За миг до тебя, стр. 1

Оболенская Аглая

За миг до тебя

Дом покоится печальный на моих плечах.

Заржавели створки ставень, и камин зачах.

С крыши плачет черепица глиняным дождём.

Мне давно уже не скрыться в мрачном доме том…

1.

Инка Литвинова росла немыслимой фантазёркой. Ну просто кладезь сюжетов! Мама Геля, посылая дочь за хлебом к обеду, предусмотрительно давала ей фору в полтора часа, хотя до булочной — пятнадцать минут ходьбы не напрягаясь. Инна шла медленно, внимательно смотря под ноги и ног не видя. Она концентрировалась на очередной фантазии. В первом классе это был Кошкин дом. Вовсе не то, о чём наплёл Самуил Яковлевич. Настоящий дом-жилище для кошачьей семейки. У каждой кошки было имя, характеристика, привычки, в общем, досье. А так же своя комната, необходимые для жизни принадлежности, включая кровать, кресло, зеркало — всё как у нормальных людей. Они и жили, как люди, влюблялись, справляли свадьбы, болели и даже умирали. Роскоши кошачьего быта в Инкином представлении не было предела, а представление ютилось в светлой головке с куцыми косичками без особого вреда для окружающих.
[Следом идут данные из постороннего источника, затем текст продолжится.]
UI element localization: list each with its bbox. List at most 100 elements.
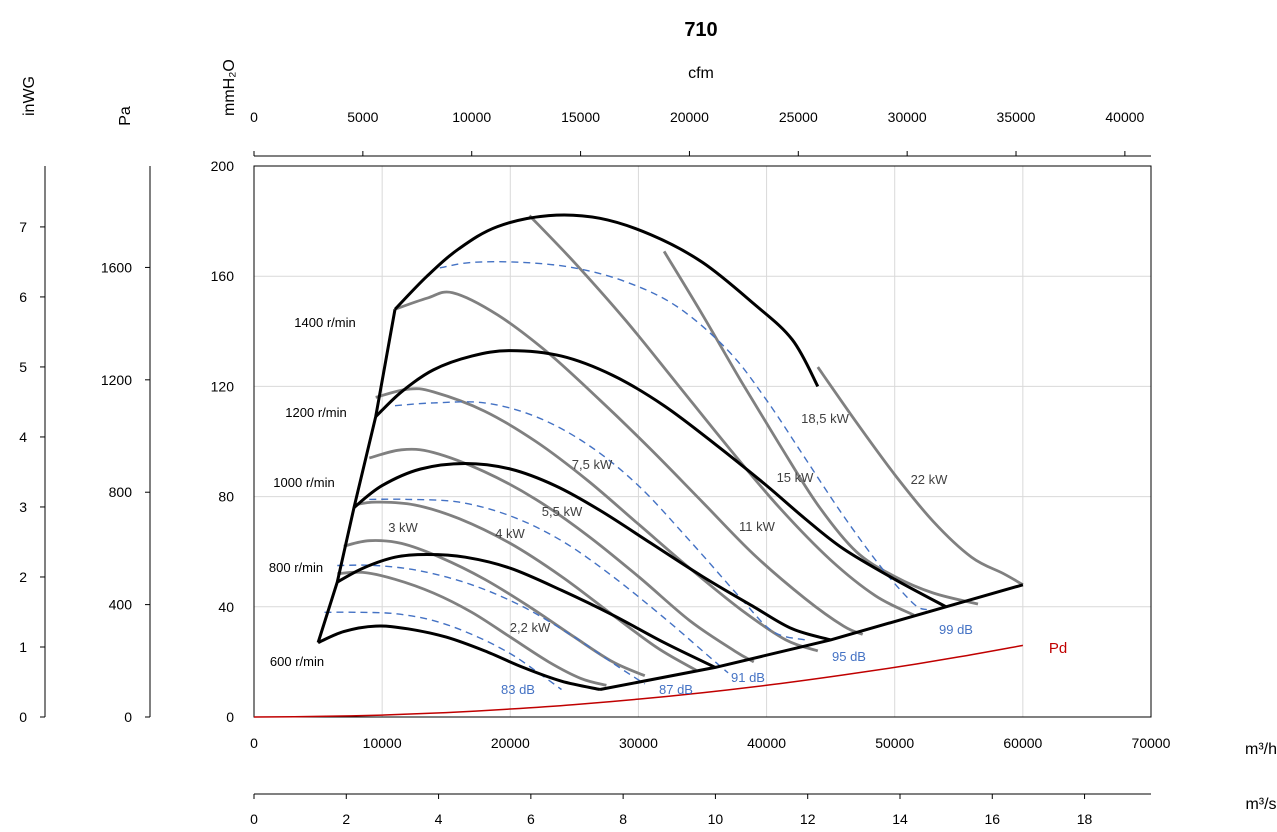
m3h-tick-label: 30000 [619, 735, 658, 751]
sound-label: 87 dB [659, 682, 693, 697]
speed-curve [393, 213, 820, 388]
sound-label: 83 dB [501, 682, 535, 697]
cfm-tick-label: 35000 [997, 109, 1036, 125]
speed-curve [317, 624, 601, 691]
speed-label: 600 r/min [270, 654, 324, 669]
speed-label: 1000 r/min [273, 475, 334, 490]
cfm-tick-label: 40000 [1105, 109, 1144, 125]
sound-curve [439, 261, 928, 611]
power-curve [394, 290, 864, 636]
cfm-tick-label: 10000 [452, 109, 491, 125]
sound-label: 95 dB [832, 649, 866, 664]
power-label: 15 kW [777, 470, 815, 485]
m3h-axis-label: m³/h [1245, 741, 1277, 758]
pa-tick-label: 1600 [101, 259, 132, 275]
cfm-axis-label: cfm [688, 65, 714, 82]
m3s-axis-label: m³/s [1245, 796, 1276, 813]
cfm-tick-label: 5000 [347, 109, 378, 125]
axes: 0 10000 20000 30000 40000 50000 60000 700000408… [19, 109, 1170, 827]
sound-curve [337, 564, 646, 685]
inwg-axis-label: inWG [21, 76, 38, 116]
power-label: 5,5 kW [542, 504, 583, 519]
m3s-tick-label: 6 [527, 811, 535, 827]
inwg-tick-label: 2 [19, 569, 27, 585]
pa-tick-label: 400 [109, 597, 133, 613]
pa-tick-label: 0 [124, 709, 132, 725]
power-curve [368, 447, 755, 664]
speed-curve [336, 552, 716, 669]
pa-tick-label: 1200 [101, 372, 132, 388]
power-curve [343, 539, 646, 677]
power-curve [528, 214, 915, 617]
sound-label: 99 dB [939, 622, 973, 637]
mmh2o-tick-label: 0 [226, 709, 234, 725]
mmh2o-axis-label: mmH₂O [221, 59, 238, 116]
power-curve [375, 387, 819, 653]
inwg-tick-label: 1 [19, 639, 27, 655]
inwg-tick-label: 6 [19, 289, 27, 305]
m3s-tick-label: 16 [984, 811, 1000, 827]
system-boundary-line [599, 583, 1024, 691]
power-label: 18,5 kW [801, 411, 849, 426]
sound-curve [369, 498, 729, 674]
m3h-tick-label: 40000 [747, 735, 786, 751]
cfm-tick-label: 25000 [779, 109, 818, 125]
m3s-tick-label: 10 [708, 811, 724, 827]
cfm-tick-label: 0 [250, 109, 258, 125]
m3h-tick-label: 50000 [875, 735, 914, 751]
inwg-tick-label: 5 [19, 359, 27, 375]
power-label: 2,2 kW [510, 620, 551, 635]
mmh2o-tick-label: 40 [218, 599, 234, 615]
cfm-tick-label: 30000 [888, 109, 927, 125]
power-curve [662, 250, 979, 606]
m3h-tick-label: 0 [250, 735, 258, 751]
cfm-tick-label: 20000 [670, 109, 709, 125]
m3h-tick-label: 70000 [1132, 735, 1171, 751]
chart-title: 710 [684, 19, 717, 41]
m3s-tick-label: 2 [342, 811, 350, 827]
m3s-tick-label: 18 [1077, 811, 1093, 827]
m3s-tick-label: 8 [619, 811, 627, 827]
m3h-tick-label: 10000 [363, 735, 402, 751]
mmh2o-tick-label: 80 [218, 489, 234, 505]
mmh2o-tick-label: 160 [211, 268, 235, 284]
mmh2o-tick-label: 200 [211, 158, 235, 174]
m3s-tick-label: 4 [435, 811, 443, 827]
inwg-tick-label: 3 [19, 499, 27, 515]
series [253, 213, 1024, 718]
speed-label: 800 r/min [269, 560, 323, 575]
pa-axis-label: Pa [117, 106, 134, 126]
surge-boundary-line [316, 309, 397, 644]
m3s-tick-label: 12 [800, 811, 816, 827]
m3h-tick-label: 20000 [491, 735, 530, 751]
power-curve [816, 366, 1024, 587]
sound-label: 91 dB [731, 670, 765, 685]
mmh2o-tick-label: 120 [211, 378, 235, 394]
curve-labels: 1400 r/min 1200 r/min 1000 r/min 800 r/min 6… [269, 315, 1067, 697]
power-label: 4 kW [495, 526, 525, 541]
speed-curve [374, 349, 947, 609]
power-curve [337, 570, 607, 687]
m3s-tick-label: 14 [892, 811, 908, 827]
inwg-tick-label: 0 [19, 709, 27, 725]
power-label: 22 kW [911, 472, 949, 487]
power-label: 7,5 kW [572, 457, 613, 472]
pa-tick-label: 800 [109, 484, 133, 500]
pd-curve [253, 644, 1024, 718]
power-label: 3 kW [388, 520, 418, 535]
inwg-tick-label: 7 [19, 219, 27, 235]
speed-label: 1400 r/min [294, 315, 355, 330]
m3h-tick-label: 60000 [1003, 735, 1042, 751]
grid [254, 166, 1151, 717]
sound-curve [394, 401, 806, 641]
power-label: 11 kW [739, 519, 776, 534]
cfm-tick-label: 15000 [561, 109, 600, 125]
power-curve [353, 500, 697, 672]
plot-frame [253, 165, 1152, 718]
pd-label: Pd [1049, 640, 1067, 657]
inwg-tick-label: 4 [19, 429, 27, 445]
m3s-tick-label: 0 [250, 811, 258, 827]
speed-label: 1200 r/min [285, 405, 346, 420]
speed-curve [353, 461, 832, 642]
После пятого класса она стала придумывать свою будущую семью. На муже не зацикливалась, главными объектами внимания стали дети — Лёвка и Лариса. Дочь родилась первой. Была смышлёной и очень симпатичной девочкой с великолепными познаниями в области английского, испанского и французского языков. Инна наделяла свою будущую малышку качествами, которые ей самой по каким-то причинами не поддавались: терпением, усидчивостью, любовью к домашнему хозяйству. Лариса уже в семь лет пекла пироги с начинкой и варила варенье из одуванчиков. Успехи в учебе — о! В отличие от Ларочки, у Инны с учёбой обстояло туго. Три тройки в годовом табеле: физкультура, геометрия и физика. Она, конечно, компенсировала отставание, взвалив на другую чашу весов пятёрки по немецкому, литературе, пению и рисованию. Но, если бы ей довелось стать собственной мамой, неизвестно, устроил бы её такой противовес.

Инна не признавала изъянов в своих героях. Все четыре её любимые куклы — Таня, Оля, Марина и Алёша были похожи между собой "умытостью", прилизанностью и аккуратной одёжкой. Заботливая хозяйка купала их в зелёном эмалированном тазике до восьмого класса, специально грея воду в ковшике на газовой плите. Когда у Оли отколупалась краска с левого глаза, и фломастер не исправил положения, а сделал взгляд ещё более фальшивым, девочка спрятала куклу в дальний угол шифоньера и придумала оправдательную легенду: Оля уехала в санаторий. Ей там очень нравится и лучше про неё совсем забыть. Иногда Инна признавалась себе, что это просто предательство по отношению к родному существу, которое жило рядом с четырёх лет, предательство мелкое и гадкое. И не последнее. Потом у Тани от длительного причесывания вылезли волосы на затылке. Пришлось её посадить на всё тот же шифоньер лицом к окружающим, как украшение, и регулярно протирать пыль с удивлённого личика. Лёшка продержался дольше всех. Резиновый немецкий пупс в полосатом велюровом комбинезоне с карманом на животе в раздетом виде был копией настоящего ребёнка: со складочками на ручках и ямочками на коленках. Отсутствовал лишь первичный половой признак.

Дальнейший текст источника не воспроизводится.